CHATTANOOGA, Tenn. (WDEF)- The U.S. Environmental Protection Agency will be taking a soil study in the downtown and Southside of Chattanooga, after a small amount of lead contaminant was found in the city.

Back in 2013, more than 80 yards were cleaned up after lead was discovered.

And the EPA is now asking nearly 400 residents for permission to sample their yards, to make sure there isn’t any more hazardous amounts of lead in the ground.

The U.S. Environmental Protection Agency wants to make sure you and your family are safe from the dangers of lead.
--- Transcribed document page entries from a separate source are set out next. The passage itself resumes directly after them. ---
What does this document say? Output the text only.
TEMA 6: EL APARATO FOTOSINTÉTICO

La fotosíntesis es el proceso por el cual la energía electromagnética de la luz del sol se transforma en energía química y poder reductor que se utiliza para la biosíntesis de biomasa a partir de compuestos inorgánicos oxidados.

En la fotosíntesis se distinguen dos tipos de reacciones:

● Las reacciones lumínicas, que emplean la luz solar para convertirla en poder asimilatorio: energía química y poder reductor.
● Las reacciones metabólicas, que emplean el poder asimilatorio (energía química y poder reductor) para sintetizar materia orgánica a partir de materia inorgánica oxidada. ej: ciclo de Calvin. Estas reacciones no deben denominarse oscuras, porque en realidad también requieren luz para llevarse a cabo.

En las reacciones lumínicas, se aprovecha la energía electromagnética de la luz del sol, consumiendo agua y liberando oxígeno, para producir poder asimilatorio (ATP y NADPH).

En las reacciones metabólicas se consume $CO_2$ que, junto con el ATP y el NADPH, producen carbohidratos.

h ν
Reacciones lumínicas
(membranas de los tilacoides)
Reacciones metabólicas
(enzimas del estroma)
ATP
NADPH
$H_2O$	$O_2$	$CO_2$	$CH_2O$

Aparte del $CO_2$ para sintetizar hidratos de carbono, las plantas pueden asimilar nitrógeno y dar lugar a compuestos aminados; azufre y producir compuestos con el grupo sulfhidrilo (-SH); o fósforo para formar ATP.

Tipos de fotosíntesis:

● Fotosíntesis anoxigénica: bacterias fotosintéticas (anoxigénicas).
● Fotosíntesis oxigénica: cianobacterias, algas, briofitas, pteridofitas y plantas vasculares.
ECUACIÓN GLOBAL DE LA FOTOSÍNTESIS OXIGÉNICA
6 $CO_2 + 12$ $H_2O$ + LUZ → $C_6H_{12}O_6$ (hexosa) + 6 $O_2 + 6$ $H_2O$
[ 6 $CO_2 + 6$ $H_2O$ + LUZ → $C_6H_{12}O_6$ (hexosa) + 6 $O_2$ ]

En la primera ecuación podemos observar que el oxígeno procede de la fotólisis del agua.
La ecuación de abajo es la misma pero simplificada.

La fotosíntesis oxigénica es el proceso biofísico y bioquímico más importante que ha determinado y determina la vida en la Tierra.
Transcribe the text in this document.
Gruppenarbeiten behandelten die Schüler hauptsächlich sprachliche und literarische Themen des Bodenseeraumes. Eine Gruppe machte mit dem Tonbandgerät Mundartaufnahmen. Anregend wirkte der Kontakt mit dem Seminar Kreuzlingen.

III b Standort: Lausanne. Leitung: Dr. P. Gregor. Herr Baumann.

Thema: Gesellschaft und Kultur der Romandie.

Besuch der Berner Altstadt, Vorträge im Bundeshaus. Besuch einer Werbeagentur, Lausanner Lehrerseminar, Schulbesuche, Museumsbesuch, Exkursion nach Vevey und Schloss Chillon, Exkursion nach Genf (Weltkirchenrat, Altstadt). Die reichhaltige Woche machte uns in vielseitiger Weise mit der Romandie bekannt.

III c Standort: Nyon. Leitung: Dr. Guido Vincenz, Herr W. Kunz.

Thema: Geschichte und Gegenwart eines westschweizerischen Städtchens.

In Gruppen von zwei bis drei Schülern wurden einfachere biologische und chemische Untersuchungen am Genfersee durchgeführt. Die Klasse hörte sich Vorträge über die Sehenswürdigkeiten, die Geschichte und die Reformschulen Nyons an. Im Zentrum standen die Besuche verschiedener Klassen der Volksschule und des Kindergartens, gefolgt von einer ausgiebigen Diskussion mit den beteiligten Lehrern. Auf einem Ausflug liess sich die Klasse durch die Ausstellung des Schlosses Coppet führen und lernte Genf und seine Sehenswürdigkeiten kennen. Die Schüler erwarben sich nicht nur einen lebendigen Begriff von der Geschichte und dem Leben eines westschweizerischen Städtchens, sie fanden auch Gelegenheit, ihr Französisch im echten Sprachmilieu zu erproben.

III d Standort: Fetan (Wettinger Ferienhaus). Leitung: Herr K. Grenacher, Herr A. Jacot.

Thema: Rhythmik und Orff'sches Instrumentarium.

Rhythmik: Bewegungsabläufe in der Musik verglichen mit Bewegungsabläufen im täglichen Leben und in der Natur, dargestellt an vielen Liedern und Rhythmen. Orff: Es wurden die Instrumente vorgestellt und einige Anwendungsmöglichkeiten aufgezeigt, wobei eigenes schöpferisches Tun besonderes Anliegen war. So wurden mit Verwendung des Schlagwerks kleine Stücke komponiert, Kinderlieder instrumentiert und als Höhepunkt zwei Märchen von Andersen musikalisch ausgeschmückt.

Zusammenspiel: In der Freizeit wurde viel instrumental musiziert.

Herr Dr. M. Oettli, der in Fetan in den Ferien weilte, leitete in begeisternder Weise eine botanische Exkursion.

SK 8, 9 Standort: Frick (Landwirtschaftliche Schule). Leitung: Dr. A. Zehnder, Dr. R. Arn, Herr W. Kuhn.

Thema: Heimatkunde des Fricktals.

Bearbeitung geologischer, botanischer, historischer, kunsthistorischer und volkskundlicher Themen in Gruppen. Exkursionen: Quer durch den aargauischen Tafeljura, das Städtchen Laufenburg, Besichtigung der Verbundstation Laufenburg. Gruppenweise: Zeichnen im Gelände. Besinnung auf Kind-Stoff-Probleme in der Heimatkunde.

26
Cathy Amoroso who is with U.S. Environmental Protection Agency said, “We’re primarily concerned with children. Adults can get lead poisoning, but they really have to be exposed to a lot of lead, but for children–they’re very sensitive to this.”

This afternoon, the EPA, along with the Tennessee Department of Health held a public meeting to explain why they plan to test more than 400 residential yards for lead contamination in the downtown and Southside of Chattanooga.

This plan of action comes nearly three years after the EPA discovered a dangerous amount of lead in parts of the city, which have since been cleaned.

“If there’s lead contaminated soil, little parts of soil dust can get on people’s–under people’s finger nails, on the paws of, you know, dogs and cats, on the bottoms of shoes and that dust gets tracked in the house, and lead is harmful in that if you ingest it, it can go into the blood stream and it can cause neurotoxic affects,” said Amoroso.

Because children are the most at risk for lead poisoning, officials suggest routine testing up to the age of six, but most importantly between the ages of one and two years old.

Bonnie Hinds who is with TN Childhood Lead Poisoning Prevention Program stated, “For the most part it’s silent in terms of physical health. That’s why the CDC and the American Academy of Pediatricians recommend that children be routinely tested for lead, to make sure that they haven’t been exposed, because they’re unlikely to show signs of illness. For adults, if they’re in a situation where they expect they may be exposed to lead, I’d recommend them to get screened as well. It’s a simple blood test, um it can be done in a physician’s office.”

There will be no cost to those residents whose homes will be tested, and according to officials if more lead is discovered beyond what’s normally found in soil a risk assessment will be made to determine the next plan of action.